In the future, you have all the rights and privileges associated with being "ONE TOUGH CHICK!" like getting leather chaps and using a scythe like Scythe Woman does. (it would cut flowers faster--heck, it cuts everything faster!)

Also, since you had a safety pin in your illustration of how to fix things after the earthquake, I am assuming you're a Punk Rabbit too, so you have the right to wear a Misfits hat like mine. Only TOUGH CHICKS wear those.Now, you'll probably have to make some mischief so you can post this on KJs blog before she knows what you're up to, so I recommend running around fast throwing frozen peas and screaming and knocking things over, then hurry to the computer while everything gets cleaned up.

It is always nice to be so understood.

So in honor of my award I am going to award this award out to certain spunky, brave, competent and maybe even patient people. They don't have to be women, even Mr.

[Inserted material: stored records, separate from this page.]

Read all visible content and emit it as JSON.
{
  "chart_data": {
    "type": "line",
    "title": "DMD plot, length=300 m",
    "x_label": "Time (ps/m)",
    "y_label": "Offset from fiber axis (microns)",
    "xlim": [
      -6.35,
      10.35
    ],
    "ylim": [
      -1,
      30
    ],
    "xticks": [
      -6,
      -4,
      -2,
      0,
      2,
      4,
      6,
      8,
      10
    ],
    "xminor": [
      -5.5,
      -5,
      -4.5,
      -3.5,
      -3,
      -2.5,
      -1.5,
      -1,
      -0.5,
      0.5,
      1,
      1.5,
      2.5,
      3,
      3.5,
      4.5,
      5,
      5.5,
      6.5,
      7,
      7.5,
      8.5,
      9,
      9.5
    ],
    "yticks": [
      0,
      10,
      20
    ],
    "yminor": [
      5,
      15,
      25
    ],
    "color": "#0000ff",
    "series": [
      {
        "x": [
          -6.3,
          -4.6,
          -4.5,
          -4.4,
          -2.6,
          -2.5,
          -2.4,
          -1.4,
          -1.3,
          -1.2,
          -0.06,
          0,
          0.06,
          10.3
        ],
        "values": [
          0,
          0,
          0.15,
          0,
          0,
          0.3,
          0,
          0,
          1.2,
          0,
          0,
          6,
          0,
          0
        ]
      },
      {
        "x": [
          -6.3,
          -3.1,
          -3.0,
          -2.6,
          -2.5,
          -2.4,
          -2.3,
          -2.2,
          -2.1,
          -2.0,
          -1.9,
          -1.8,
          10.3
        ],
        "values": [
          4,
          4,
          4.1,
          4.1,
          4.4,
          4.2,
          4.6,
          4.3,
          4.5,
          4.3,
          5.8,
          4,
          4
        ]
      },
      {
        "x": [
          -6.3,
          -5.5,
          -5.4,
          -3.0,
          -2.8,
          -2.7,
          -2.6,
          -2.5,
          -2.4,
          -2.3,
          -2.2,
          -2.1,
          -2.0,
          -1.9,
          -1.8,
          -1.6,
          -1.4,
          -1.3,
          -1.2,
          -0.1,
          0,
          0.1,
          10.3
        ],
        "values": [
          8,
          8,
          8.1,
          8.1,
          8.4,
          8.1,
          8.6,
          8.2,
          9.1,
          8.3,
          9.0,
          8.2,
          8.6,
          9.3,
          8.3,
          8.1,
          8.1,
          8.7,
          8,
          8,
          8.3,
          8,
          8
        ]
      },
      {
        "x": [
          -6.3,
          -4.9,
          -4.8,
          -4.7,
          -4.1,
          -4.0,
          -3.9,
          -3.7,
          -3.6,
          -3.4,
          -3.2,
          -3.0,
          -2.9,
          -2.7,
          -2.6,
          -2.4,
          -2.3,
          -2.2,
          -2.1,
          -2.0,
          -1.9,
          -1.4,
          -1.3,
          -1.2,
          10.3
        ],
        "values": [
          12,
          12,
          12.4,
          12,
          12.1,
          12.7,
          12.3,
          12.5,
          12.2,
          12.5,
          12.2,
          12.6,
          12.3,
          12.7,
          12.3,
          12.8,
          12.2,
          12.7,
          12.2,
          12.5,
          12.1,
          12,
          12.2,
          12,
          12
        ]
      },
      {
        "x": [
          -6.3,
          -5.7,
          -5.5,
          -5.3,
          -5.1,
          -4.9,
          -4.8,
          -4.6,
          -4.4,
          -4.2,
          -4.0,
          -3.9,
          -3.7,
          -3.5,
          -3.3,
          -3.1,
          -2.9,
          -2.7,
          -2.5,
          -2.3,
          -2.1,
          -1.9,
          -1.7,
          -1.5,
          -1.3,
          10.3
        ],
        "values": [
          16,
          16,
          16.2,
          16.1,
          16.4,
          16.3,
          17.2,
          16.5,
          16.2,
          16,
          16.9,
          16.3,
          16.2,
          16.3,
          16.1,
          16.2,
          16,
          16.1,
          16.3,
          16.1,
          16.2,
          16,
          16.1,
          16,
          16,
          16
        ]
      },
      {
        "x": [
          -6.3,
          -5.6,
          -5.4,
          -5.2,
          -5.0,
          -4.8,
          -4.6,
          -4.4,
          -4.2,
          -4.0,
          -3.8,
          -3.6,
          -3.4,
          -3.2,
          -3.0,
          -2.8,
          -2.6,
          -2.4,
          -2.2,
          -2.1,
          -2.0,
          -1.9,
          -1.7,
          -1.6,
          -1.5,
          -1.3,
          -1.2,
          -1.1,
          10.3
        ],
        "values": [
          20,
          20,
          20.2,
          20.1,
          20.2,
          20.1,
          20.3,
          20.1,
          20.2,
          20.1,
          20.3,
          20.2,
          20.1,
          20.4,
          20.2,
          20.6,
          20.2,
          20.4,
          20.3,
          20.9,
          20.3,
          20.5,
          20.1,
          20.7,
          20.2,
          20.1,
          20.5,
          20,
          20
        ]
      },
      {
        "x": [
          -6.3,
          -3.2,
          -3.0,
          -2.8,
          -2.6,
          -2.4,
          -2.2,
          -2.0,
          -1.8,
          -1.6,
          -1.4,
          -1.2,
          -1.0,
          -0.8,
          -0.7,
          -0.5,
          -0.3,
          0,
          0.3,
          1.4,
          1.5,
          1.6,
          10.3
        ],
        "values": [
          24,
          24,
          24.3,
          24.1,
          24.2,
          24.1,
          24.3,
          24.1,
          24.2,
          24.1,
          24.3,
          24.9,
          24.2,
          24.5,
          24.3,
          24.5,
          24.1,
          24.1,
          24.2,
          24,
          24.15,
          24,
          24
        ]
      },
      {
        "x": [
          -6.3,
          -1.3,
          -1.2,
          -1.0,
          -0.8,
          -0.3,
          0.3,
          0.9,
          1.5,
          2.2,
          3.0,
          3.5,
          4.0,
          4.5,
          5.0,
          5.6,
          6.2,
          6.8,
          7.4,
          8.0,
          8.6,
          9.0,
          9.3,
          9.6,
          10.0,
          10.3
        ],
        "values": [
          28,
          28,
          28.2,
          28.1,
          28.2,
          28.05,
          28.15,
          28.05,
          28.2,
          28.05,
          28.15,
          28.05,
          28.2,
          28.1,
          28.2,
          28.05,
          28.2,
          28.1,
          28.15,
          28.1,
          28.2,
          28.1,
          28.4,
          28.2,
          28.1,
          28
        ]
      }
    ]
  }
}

Snowbrush and silly Walking Man can be included.

So far only one person I am giving the award to is my best friend Marianne. But I want you to to nominate some people and I will give the award to anyone that anyone else nominates. I don't think you should nominate yourself though but maybe you could pay someone to nominate you even if they don't think you deserve it.

Tell me who you think deserves the One Tough Chick Award and explain why. I will then bestow this very wonderful honor to that person or persons. Later you can give the award to anyone yourself but since I'm the first to get it, I want to give it out myself first so please cooperate.

If you are wondering why this is a One Tough Chick Award and not a One Clever Rabbit Award, you will have to ask Anne but personally I think you should just accept her decision because she knows what she is talking about and really she is one tough chick not one clever rabbit so that may have something to do with it.